Nearly everyone who's followed CPU technology over the past two years knows that quad cores have a distinct performance advantage in a wide variety of professional applications, because many applications are designed for multi-threading. These same readers also know that the four-core advantage virtually evaporates in games, because games usually support only a single thread and occasionally two, but not four.
Builders who use both games and multi-threaded applications must ponder which processor choice provides the greatest overall benefit to their usage patterns, but they'd better be careful whom they ask for advice. Many so-called "experts" will always recommend a slower-clocked four-core CPU such as the Intel Core 2 Quad Q6600 rather than a faster and cheaper dual-core such as the Core 2 Duo E6750 Compare Prices on Core 2 Duo E6750, even to builders who use their machines exclusively for games!

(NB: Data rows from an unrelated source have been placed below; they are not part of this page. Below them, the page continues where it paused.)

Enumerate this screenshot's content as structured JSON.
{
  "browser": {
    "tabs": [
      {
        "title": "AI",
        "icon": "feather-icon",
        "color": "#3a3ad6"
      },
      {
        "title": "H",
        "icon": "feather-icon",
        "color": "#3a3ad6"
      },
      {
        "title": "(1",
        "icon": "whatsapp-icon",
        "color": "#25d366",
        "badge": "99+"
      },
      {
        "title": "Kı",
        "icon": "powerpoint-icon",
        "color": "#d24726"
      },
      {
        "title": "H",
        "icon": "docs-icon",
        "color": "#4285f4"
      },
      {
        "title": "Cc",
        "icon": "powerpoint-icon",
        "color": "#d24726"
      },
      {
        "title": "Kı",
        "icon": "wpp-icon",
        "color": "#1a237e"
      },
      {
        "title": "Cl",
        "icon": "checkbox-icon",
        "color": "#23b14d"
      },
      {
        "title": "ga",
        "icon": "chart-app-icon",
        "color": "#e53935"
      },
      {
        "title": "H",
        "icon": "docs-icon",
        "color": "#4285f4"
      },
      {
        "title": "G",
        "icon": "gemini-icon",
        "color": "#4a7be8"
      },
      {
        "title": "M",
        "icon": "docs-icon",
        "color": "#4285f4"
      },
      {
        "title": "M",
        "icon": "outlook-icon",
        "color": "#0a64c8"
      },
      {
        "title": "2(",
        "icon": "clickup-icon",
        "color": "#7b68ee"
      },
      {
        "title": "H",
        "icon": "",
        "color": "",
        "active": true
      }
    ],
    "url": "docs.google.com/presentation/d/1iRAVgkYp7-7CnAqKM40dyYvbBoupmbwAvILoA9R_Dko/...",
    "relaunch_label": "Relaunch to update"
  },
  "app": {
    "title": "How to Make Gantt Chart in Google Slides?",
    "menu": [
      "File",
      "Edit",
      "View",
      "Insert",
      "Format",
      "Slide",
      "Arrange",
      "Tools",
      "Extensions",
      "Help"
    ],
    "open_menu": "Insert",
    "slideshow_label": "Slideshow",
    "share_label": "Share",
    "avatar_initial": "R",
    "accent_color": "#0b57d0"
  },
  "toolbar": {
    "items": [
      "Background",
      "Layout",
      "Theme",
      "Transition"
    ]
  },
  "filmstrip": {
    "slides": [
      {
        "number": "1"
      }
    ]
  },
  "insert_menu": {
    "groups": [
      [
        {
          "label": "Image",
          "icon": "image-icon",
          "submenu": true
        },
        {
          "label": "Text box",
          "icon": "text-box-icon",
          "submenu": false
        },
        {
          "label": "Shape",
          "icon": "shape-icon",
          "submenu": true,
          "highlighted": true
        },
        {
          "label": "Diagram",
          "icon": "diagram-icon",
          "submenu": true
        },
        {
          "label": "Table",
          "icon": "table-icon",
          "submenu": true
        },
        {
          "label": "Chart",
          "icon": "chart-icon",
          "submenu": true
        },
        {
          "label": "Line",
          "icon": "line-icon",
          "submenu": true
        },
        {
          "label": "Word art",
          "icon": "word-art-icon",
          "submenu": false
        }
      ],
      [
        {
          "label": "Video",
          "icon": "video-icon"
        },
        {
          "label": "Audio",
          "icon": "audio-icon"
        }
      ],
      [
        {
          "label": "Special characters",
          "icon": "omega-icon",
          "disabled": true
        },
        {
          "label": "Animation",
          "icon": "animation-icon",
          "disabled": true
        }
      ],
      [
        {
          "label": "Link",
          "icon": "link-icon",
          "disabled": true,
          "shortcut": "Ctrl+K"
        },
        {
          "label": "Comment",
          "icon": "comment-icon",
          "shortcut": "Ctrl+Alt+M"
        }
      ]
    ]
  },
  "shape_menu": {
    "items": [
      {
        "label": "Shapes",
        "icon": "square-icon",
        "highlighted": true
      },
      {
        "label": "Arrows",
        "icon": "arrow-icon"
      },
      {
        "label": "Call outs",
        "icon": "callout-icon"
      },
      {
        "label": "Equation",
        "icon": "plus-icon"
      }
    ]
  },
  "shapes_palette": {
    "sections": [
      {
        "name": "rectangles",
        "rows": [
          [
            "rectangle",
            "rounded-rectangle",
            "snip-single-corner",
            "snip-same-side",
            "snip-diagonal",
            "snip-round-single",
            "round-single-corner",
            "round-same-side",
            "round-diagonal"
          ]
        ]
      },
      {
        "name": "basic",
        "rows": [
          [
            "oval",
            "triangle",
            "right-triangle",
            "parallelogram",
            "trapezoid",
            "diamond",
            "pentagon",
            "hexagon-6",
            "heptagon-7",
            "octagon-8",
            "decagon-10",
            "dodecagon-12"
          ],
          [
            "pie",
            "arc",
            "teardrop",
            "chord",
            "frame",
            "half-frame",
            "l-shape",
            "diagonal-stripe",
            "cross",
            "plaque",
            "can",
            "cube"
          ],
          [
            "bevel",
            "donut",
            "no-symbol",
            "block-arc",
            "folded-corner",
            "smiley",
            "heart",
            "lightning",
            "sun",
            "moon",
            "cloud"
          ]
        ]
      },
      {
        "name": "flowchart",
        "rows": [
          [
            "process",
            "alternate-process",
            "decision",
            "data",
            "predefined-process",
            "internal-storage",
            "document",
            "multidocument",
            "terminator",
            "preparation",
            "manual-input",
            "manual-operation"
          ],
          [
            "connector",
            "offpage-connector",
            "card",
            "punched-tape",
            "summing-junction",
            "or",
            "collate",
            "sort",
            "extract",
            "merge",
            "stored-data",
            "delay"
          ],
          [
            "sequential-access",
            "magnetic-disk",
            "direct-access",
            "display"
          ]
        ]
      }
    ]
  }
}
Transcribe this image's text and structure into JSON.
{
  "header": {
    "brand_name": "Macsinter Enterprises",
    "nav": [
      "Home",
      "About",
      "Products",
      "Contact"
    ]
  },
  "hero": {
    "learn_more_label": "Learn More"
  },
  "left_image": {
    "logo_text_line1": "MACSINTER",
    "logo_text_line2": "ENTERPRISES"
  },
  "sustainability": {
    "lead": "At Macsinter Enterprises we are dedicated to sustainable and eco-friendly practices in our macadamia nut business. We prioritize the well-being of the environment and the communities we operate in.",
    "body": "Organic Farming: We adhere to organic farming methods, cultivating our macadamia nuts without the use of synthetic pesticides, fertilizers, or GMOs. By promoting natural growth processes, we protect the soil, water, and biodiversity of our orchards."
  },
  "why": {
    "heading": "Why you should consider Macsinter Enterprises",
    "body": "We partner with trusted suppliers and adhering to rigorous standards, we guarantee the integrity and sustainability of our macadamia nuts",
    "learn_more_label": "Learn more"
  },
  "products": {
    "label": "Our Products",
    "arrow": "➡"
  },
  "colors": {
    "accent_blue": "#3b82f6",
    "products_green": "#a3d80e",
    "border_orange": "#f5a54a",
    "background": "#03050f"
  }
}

Overclocking could easily put the Quad Core on top in games as well as applications - or could it? Several members of Tom's Hardware Forums would say "just overclock the Q6600 to E6750 speed" without considering that the E6750 can be overclocked too, and the sad fact is that dual cores usually overclock better than quads.
When overclocking, the final question is whether a maxed-out Core 2 Quad can approach the gaming performance of a fully-overclocked Core 2 Duo of the same generation. Diminishing the Core 2 Quad's frequency handicap would make its higher IPC in multithreaded applications an overwhelming reason to choose the higher-cost part.
We were fortunate enough to receive a Core 2 Duo and Core 2 Quad using the same G0 stepping revision to aid in our quest.